June 19th, is America's second Independence Day. There's the biggie -- the July 4th celebration of the nation's founding. But five states and 205 U.S. cities have also proclaimed June 19th an independence holiday. "Juneteenth," as it is called, commemorates the official and final end of slavery for about four million African Americans 141 years ago.

Two years into the U.S. Civil War, President Abraham Lincoln issued the Emancipation Proclamation, declaring slaves in the southern Confederacy free. But it had little practical effect, since the war was raging, and the Union was in no position to enforce it. Even ten weeks after the southern army surrendered in April 1865, defiant slaveholders still held human chattel in Texas, the most remote of the Confederate states. But on June 19th, 1865, Union general Gordon Granger landed at Galveston, then the biggest city in Texas, and announced that the last southern slaves were henceforth free.
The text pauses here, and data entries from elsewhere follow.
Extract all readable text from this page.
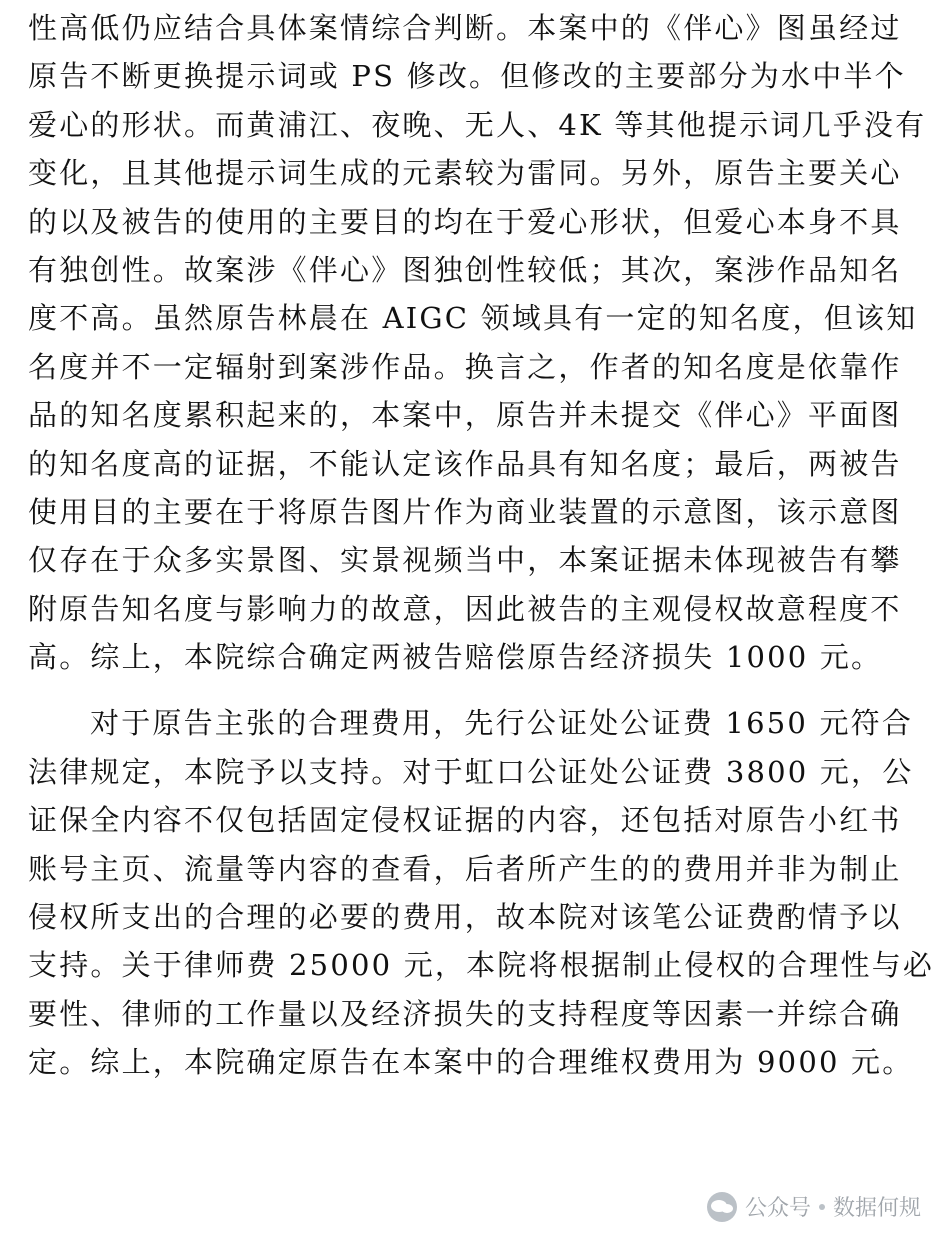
性高低仍应结合具体案情综合判断。本案中的《伴心》图虽经过
原告不断更换提示词或 PS 修改。但修改的主要部分为水中半个
爱心的形状。而黄浦江、夜晚、无人、4K 等其他提示词几乎没有
变化，且其他提示词生成的元素较为雷同。另外，原告主要关心
的以及被告的使用的主要目的均在于爱心形状，但爱心本身不具
有独创性。故案涉《伴心》图独创性较低；其次，案涉作品知名
度不高。虽然原告林晨在 AIGC 领域具有一定的知名度，但该知
名度并不一定辐射到案涉作品。换言之，作者的知名度是依靠作
品的知名度累积起来的，本案中，原告并未提交《伴心》平面图
的知名度高的证据，不能认定该作品具有知名度；最后，两被告
使用目的主要在于将原告图片作为商业装置的示意图，该示意图
仅存在于众多实景图、实景视频当中，本案证据未体现被告有攀
附原告知名度与影响力的故意，因此被告的主观侵权故意程度不
高。综上，本院综合确定两被告赔偿原告经济损失 1000 元。
对于原告主张的合理费用，先行公证处公证费 1650 元符合
法律规定，本院予以支持。对于虹口公证处公证费 3800 元，公
证保全内容不仅包括固定侵权证据的内容，还包括对原告小红书
账号主页、流量等内容的查看，后者所产生的的费用并非为制止
侵权所支出的合理的必要的费用，故本院对该笔公证费酌情予以
支持。关于律师费 25000 元，本院将根据制止侵权的合理性与必
要性、律师的工作量以及经济损失的支持程度等因素一并综合确
定。综上，本院确定原告在本案中的合理维权费用为 9000 元。
公众号 数据何规
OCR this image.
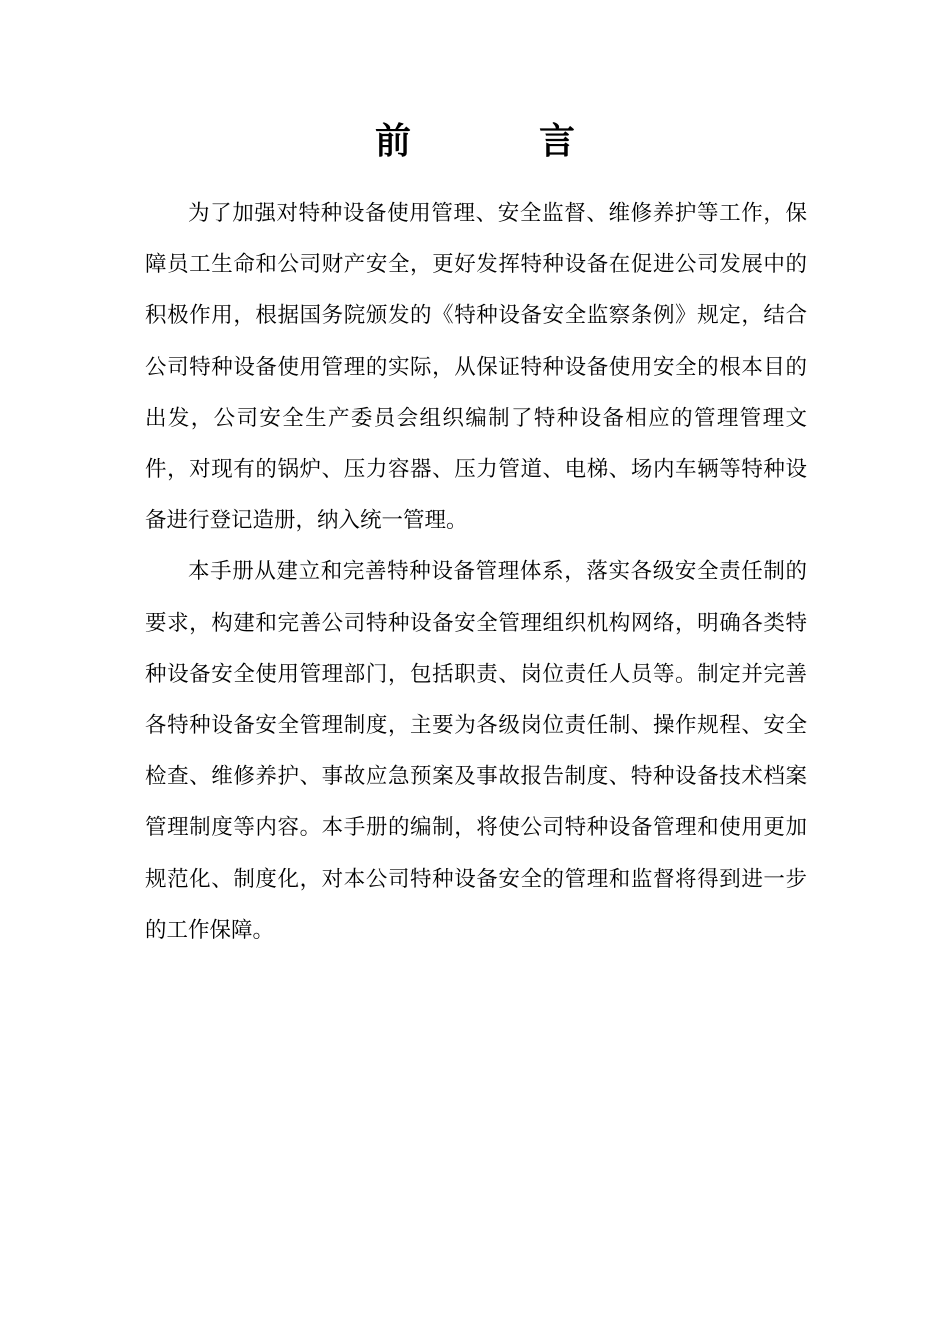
前　言

为了加强对特种设备使用管理、安全监督、维修养护等工作，保障员工生命和公司财产安全，更好发挥特种设备在促进公司发展中的积极作用，根据国务院颁发的《特种设备安全监察条例》规定，结合公司特种设备使用管理的实际，从保证特种设备使用安全的根本目的出发，公司安全生产委员会组织编制了特种设备相应的管理管理文件，对现有的锅炉、压力容器、压力管道、电梯、场内车辆等特种设备进行登记造册，纳入统一管理。

本手册从建立和完善特种设备管理体系，落实各级安全责任制的要求，构建和完善公司特种设备安全管理组织机构网络，明确各类特种设备安全使用管理部门，包括职责、岗位责任人员等。制定并完善各特种设备安全管理制度，主要为各级岗位责任制、操作规程、安全检查、维修养护、事故应急预案及事故报告制度、特种设备技术档案管理制度等内容。本手册的编制，将使公司特种设备管理和使用更加规范化、制度化，对本公司特种设备安全的管理和监督将得到进一步的工作保障。
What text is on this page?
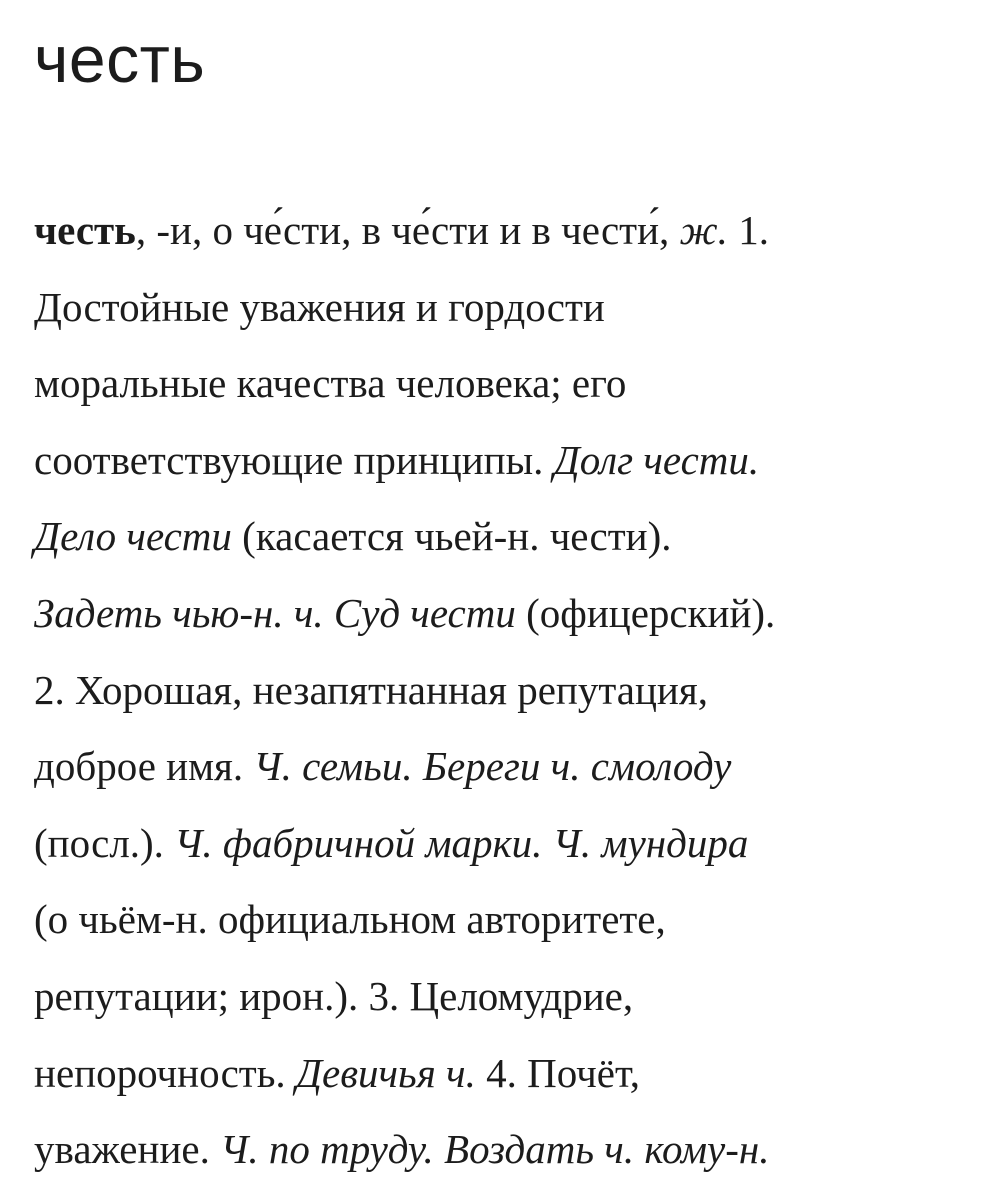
честь
честь, -и, о че́сти, в че́сти и в чести́, ж. 1.
Достойные уважения и гордости
моральные качества человека; его
соответствующие принципы. Долг чести.
Дело чести (касается чьей-н. чести).
Задеть чью-н. ч. Суд чести (офицерский).
2. Хорошая, незапятнанная репутация,
доброе имя. Ч. семьи. Береги ч. смолоду
(посл.). Ч. фабричной марки. Ч. мундира
(о чьём-н. официальном авторитете,
репутации; ирон.). 3. Целомудрие,
непорочность. Девичья ч. 4. Почёт,
уважение. Ч. по труду. Воздать ч. кому-н.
For years thereafter, many southern blacks took off work on June 19th to gather for home-cooked meals, prayer, storytelling, re-enactments of General Granger's proclamation, and lots of singing.

Juneteenth lost its luster in the 1960s. With the passage of civil-rights legislation, many blacks began to feel more a part of the American mainstream. Few history textbooks mentioned Juneteenth, and most African Americans rarely observed it.

But awareness increased in 1979, when Texas passed a bill to create the nation's first official, paid Juneteenth holiday, saluting African-American culture. Nowadays, there are local, state, and national Juneteenth celebrations, historical dramas, tours and even a few monuments that commemorate Juneteenth -- America's Second Independence Day.